Livre lu lors du Marathon de lecture suédois

Henning MANKELL: La lionne blanche (Wallander, 3)

Mankell, Wallander 3En Scanie, le corps de Louise Åkerblom, jeune agent immobilier et mère de famille, est retrouvé dans une puits, après plusieurs jours de recherche. Les traces sur son corps orientent les enquêteurs vers une possible exécution sommaire. Aucun autre signe d’agression. Qui donc a pu tuer Louise Akerblom? La jeune femme se serait-elle simplement retrouvée au mauvais moment, au mauvais endroit? Pourtant qui peut avoir suffisamment de sang froid et de brutalité, pour abattre une femme seule, sans motif réel, dans la paisible campagne du sud de la Suède, groggy de cette nouvelle découverte macabre?

Je poursuis avec délectation ma découverte (tardive) des romans de Mankell. Et plus j’avance, plus je suis convaincu par cette série. Ce troisième volet des enquêtes du commissaire Wallander est un volume épatant, sans doute un moment important dans la série, pour la trame narrative d’abord, mais aussi pour l’épaisseur psychologique qu’y acquiert le personnage de Wallander, définitivement chassé ici du paradis provincial scandinave.

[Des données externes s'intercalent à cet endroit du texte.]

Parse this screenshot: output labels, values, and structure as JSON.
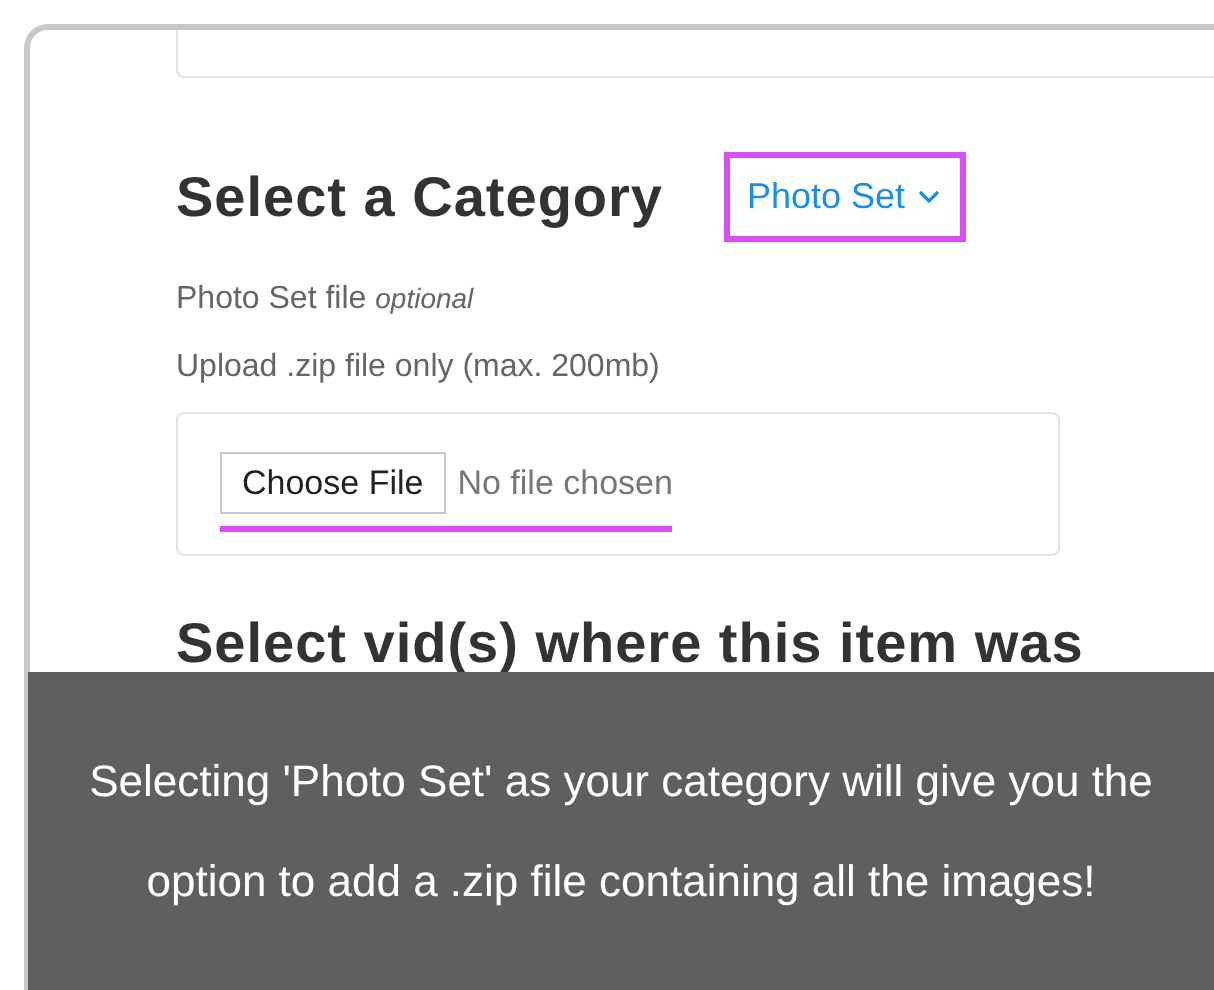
{
  "category_section": {
    "heading": "Select a Category",
    "dropdown": {
      "value": "Photo Set",
      "highlighted": true
    }
  },
  "file_field": {
    "label": "Photo Set file",
    "hint": "optional",
    "note": "Upload .zip file only (max. 200mb)",
    "button": "Choose File",
    "status": "No file chosen",
    "underlined": true
  },
  "next_heading": "Select vid(s) where this item was",
  "tooltip": {
    "text": "Selecting 'Photo Set' as your category will give you the option to add a .zip file containing all the images!"
  }
}
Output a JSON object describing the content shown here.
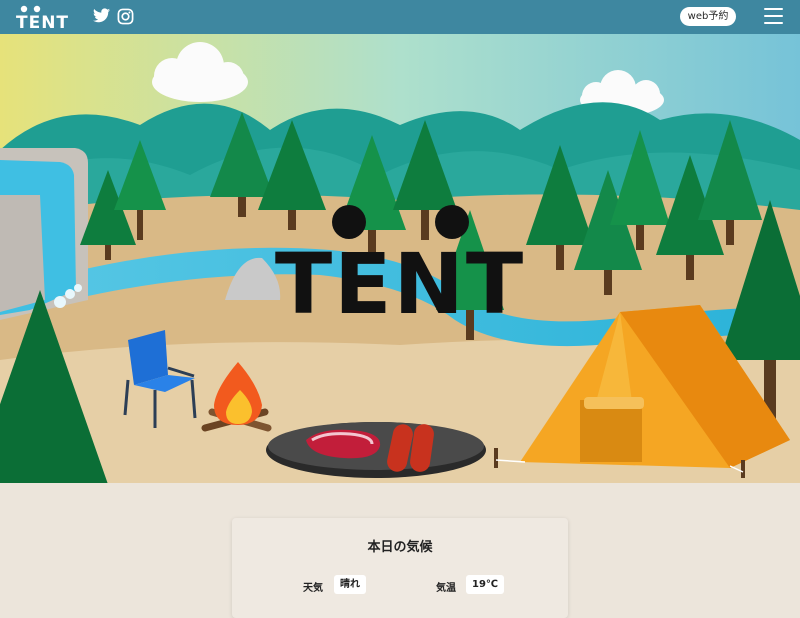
{
  "header": {
    "logo_text": "TENT",
    "twitter_icon": "twitter-icon",
    "instagram_icon": "instagram-icon",
    "web_button_label": "web予約",
    "menu_icon": "hamburger-menu-icon"
  },
  "hero": {
    "logo_text": "TENT"
  },
  "weather": {
    "title": "本日の気候",
    "weather_label": "天気",
    "weather_value": "晴れ",
    "temp_label": "気温",
    "temp_value": "19℃"
  },
  "colors": {
    "header_bg": "#3e87a0",
    "page_bg": "#ece5db",
    "tent": "#f5a623"
  }
}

Il faut dire que, dans la tradition des héros de romans policiers maltraités par l’existence, tout lui tombe dessus: d »abord (cela n’a rien à voir avec l’enquête), son appartement est cambriolé, vidé méticuleusement de toute sa collection de cds (on trouve des voleurs bien mélomanes en Suède!); il souffre de plus en plus de la solitude, rumine en secret le rêve de retrouver la belle lettone dont il est tombé amoureux dans le volume précédent, mais commet l’impair de l’appeler ivre en pleine nuit pour lui déclarer sa flamme; il renoue avec sa fille, avec laquelle ses relations restaient difficiles depuis le divorce d’avec sa femme, mais voilà que sa fille est enlevée; et un insupportable tueur, ex-agent du KGB, en reconversion auprès des services d’Afrique du sud hostiles à la fin de l’Apartheid, veut à tout prix mettre un terme à sa vie. On serait déboussolé pour moins que cela, surtout lorsque, comme Wallander, on aspire à l’existence confortable d’un suédois moyen, vivant dans un endroit tranquille.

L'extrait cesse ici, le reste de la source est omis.